Bezahlte Mitarbeit ist für viele Wikipedianer ein rotes Tuch. Dass sich Firmen, Bands und andere immer wieder im besten Licht darstellen, ist ein fortwährendes Ärgernis für die Administratoren, die sich dem Ideal althergebrachter Enzyklopädien verpflichtet fühlen. Fakten sollen nicht nur angesammelt, sondern in einen informativen und neutralen Kontext gestellt werden. Der „neutrale Benutzerstandpunkt“ ist einer der zentralen Grundsätze von Wikipedia. Wer befangen ist, soll sich laut Wikipedia-Regeln nur auf den Diskussionsseiten äußern.

Gleichzeitig bemühen sich die Wikipedianer immer wieder um Kooperationen mit Institutionen, die einen Wissensgewinn versprechen. So hat im Juni der Wikipedianer Markus Cyron seinen Arbeitsplatz als „Wikipedian in Residence“ beim Deutschen Archäologischen Institut bezogen. Dort berät er die Mitarbeiter, wie sie selbst zum Gemeinschaftsprojekt beitragen können. PR-Arbeit in der Wikipedia gehört jedoch nicht zu seinem Aufgabengebiet.

Diese Grenze scheint Bamkin überschritten zu haben. Der US-Nachrichtendienst CNet spricht gar von „Korruption“. Den unbezahlten Wikipedia-Mitarbeitern war nämlich aufgefallen, dass Gibraltar auffällig oft auf der Startseite der Wikipedia auftauchte.

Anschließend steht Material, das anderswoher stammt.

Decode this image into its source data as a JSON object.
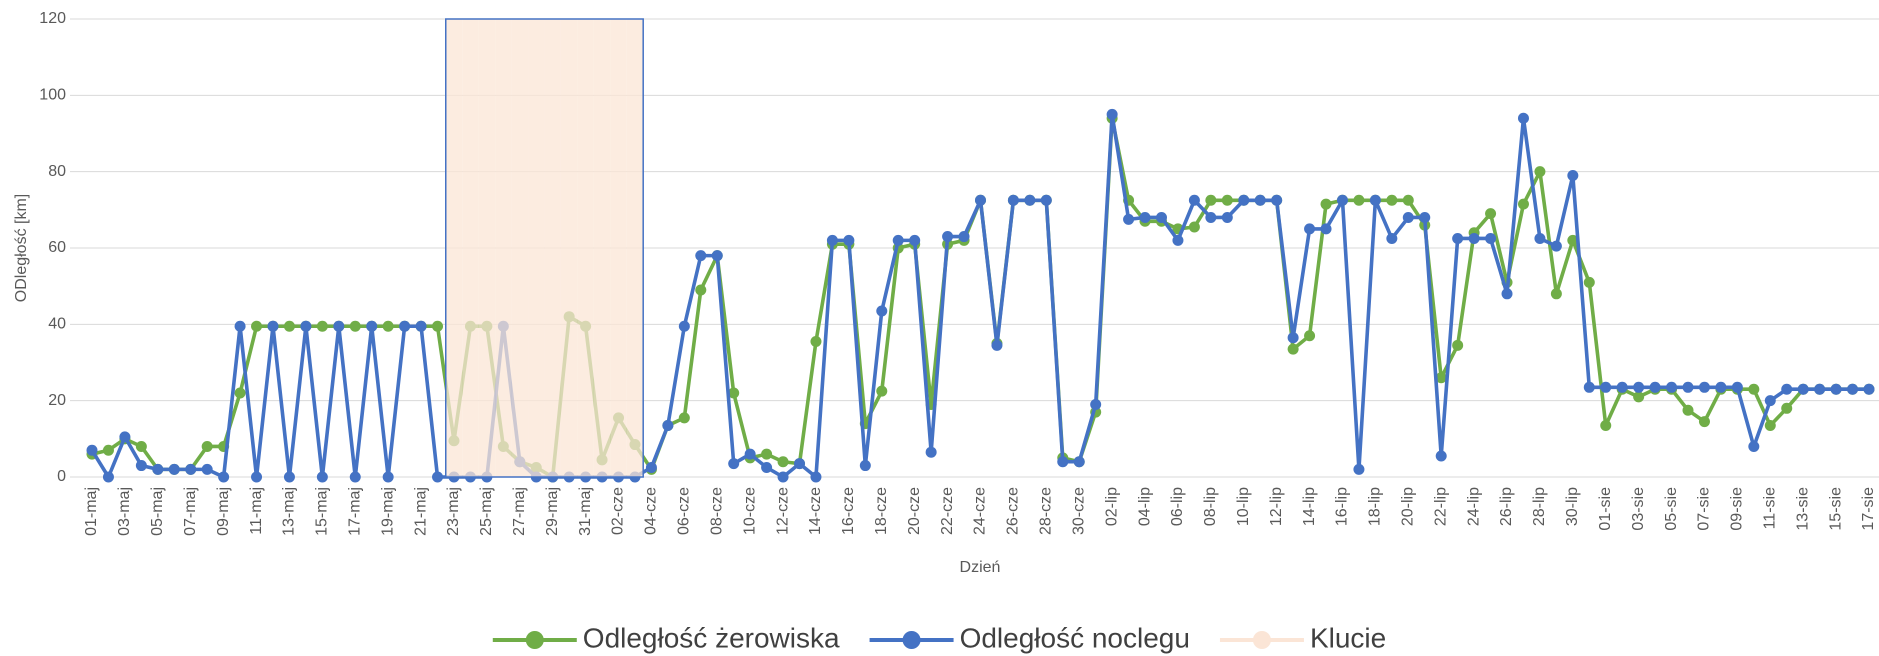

Bamkin selbst hatte dafür gesorgt, dass die Artikel, die im Rahmen der GibraltarpediA geschaffen wurden, möglichst prominent verlinkt wurden.

Er sieht sich zu Unrecht beschuldigt, schließlich werde er nur für die QR-Codes und Schulungen bezahlt, nicht jedoch für das Editieren von Artikeln. Dass er selbst die Vereinbarung mit der Wikimedia Foundation in Gang gebracht hatte, ist für ihn auch kein Problem: Bamkin selbst ist zwar Vorstand der britischen Stiftung Wikimedia UK, hat aber keine Funktion bei der Wikimedia Foundation.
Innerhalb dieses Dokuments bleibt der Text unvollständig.